Andrij Melnyk, ukrainischer Botschafter in Berlin Foto: imago images / photothek

Kurz vor dem Gedenken an das Ende des Zweiten Weltkriegs kritisiert der Botschafter der Ukraine in Deutschland eine mangelnde Sensibilität in der deutschen Erinnerungskultur. »Wir Ukrainer sind sehr enttäuscht, dass der Bundestag unsere Bitte abgelehnt hat, eine Gedenkstätte in Berlin für die ukrainischen NS-Opfer zu errichten, obwohl gleichzeitig ein gesonderter Erinnerungsort für polnische Kriegsopfer etabliert wurde«, sagte Andrij Melnyk dem Redaktionsnetzwerk Deutschland (Freitag).

Die Ukrainer würden sich für ihre polnischen Freunde freuen, könnten aber die »doppelten Standards der deutschen Gedenkpolitik nicht nachvollziehen«, teilte Melnyk mit.
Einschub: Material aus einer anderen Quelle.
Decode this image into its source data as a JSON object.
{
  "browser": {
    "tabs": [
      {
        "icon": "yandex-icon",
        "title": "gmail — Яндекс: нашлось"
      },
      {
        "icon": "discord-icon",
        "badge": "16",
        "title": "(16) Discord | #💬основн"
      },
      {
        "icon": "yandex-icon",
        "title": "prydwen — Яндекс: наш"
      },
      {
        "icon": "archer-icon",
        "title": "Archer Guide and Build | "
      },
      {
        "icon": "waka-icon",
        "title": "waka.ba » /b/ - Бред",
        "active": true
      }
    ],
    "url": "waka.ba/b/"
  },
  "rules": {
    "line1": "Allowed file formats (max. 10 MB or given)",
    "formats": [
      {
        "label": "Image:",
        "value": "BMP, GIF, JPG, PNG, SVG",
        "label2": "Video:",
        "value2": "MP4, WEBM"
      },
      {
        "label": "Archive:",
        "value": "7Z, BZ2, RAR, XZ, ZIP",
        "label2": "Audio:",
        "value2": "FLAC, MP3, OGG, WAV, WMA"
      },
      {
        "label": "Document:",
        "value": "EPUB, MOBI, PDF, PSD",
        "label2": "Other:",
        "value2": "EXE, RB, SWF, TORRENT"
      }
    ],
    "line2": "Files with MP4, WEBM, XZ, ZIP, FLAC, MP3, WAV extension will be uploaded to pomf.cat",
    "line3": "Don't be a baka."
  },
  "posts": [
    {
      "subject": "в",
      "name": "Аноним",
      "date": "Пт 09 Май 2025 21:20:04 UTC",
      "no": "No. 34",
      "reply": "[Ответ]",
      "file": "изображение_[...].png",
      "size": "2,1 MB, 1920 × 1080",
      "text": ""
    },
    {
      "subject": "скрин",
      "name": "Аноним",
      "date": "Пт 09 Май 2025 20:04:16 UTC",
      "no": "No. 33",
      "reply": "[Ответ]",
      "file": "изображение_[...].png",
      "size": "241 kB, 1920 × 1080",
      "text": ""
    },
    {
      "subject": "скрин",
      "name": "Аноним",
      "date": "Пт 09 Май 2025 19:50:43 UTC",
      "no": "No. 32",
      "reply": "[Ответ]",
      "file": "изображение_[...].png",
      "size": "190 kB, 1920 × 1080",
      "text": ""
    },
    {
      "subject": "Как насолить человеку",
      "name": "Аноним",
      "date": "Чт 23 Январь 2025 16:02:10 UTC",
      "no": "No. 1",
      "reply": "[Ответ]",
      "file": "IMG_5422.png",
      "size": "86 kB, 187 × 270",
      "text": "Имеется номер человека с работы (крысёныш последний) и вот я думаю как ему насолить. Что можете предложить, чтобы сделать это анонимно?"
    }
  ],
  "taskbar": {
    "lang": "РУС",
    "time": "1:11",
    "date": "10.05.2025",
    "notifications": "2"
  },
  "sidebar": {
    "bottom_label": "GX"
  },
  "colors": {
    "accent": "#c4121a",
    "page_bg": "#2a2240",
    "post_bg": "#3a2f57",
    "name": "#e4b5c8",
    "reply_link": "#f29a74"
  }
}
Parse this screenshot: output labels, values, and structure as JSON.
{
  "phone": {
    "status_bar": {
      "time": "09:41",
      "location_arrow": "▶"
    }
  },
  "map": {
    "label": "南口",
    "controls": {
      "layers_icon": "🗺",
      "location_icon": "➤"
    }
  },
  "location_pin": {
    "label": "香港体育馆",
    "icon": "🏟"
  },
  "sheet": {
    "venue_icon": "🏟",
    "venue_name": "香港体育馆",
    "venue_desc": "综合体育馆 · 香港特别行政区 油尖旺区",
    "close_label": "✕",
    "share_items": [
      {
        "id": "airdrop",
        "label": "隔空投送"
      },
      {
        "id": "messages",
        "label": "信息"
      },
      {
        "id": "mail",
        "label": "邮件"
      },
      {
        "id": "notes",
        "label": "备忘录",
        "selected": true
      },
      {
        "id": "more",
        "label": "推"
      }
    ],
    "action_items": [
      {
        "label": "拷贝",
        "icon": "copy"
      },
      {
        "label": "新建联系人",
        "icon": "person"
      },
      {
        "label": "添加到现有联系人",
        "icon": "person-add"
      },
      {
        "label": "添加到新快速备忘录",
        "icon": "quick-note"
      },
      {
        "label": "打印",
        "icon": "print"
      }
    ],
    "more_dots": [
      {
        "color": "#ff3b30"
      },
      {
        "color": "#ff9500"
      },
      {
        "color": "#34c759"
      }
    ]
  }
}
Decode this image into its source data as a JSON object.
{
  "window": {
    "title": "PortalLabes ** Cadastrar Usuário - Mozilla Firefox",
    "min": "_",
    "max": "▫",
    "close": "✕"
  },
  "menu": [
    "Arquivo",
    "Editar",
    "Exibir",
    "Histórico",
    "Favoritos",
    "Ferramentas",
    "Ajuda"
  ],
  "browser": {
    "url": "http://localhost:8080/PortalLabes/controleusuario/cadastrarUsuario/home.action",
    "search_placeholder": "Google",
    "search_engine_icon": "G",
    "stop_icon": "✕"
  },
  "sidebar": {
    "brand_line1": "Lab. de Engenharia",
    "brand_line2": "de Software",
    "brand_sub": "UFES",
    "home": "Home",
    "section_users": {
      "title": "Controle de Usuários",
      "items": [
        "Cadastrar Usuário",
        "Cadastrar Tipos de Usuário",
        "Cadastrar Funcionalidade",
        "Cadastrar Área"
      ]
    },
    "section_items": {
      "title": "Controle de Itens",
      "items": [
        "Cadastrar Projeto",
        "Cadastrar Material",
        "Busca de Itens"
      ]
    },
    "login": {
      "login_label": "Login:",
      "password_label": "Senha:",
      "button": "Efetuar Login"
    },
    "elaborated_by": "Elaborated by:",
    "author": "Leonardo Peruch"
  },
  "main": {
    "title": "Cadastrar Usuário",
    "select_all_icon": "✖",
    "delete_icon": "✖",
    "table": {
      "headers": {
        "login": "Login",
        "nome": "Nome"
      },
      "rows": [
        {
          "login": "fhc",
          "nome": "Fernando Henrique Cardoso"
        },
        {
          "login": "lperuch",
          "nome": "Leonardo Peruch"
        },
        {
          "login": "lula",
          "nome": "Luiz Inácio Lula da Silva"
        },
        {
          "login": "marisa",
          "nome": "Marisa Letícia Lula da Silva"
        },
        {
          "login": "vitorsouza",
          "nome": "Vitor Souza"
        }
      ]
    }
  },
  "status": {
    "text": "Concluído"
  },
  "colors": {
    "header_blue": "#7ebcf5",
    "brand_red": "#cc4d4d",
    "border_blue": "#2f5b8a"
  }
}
Er fügte hinzu, dass über sechs Millionen Ukrainer gegen Hitler-Deutschland in der Roten Armee gekämpft hätten, dazu weitere 250.000 in den Streitkräften der Alliierten, um Europa von der Nazi-Gewaltherrschaft zu befreien. Über drei Millionen von ihnen fielen auf dem Schlachtfeld oder wurden als Kriegsgefangene misshandelt und umgebracht.

»Insgesamt«, so Melnyk, »verloren mindestens acht Millionen Einwohner der Ukraine durch den deutschen Vernichtungs- und Versklavungskrieg ihr Leben.« Darunter über fünf Millionen Zivilisten – einschließlich der 1,6 Millionen ukrainischen Juden, die ermordet wurden.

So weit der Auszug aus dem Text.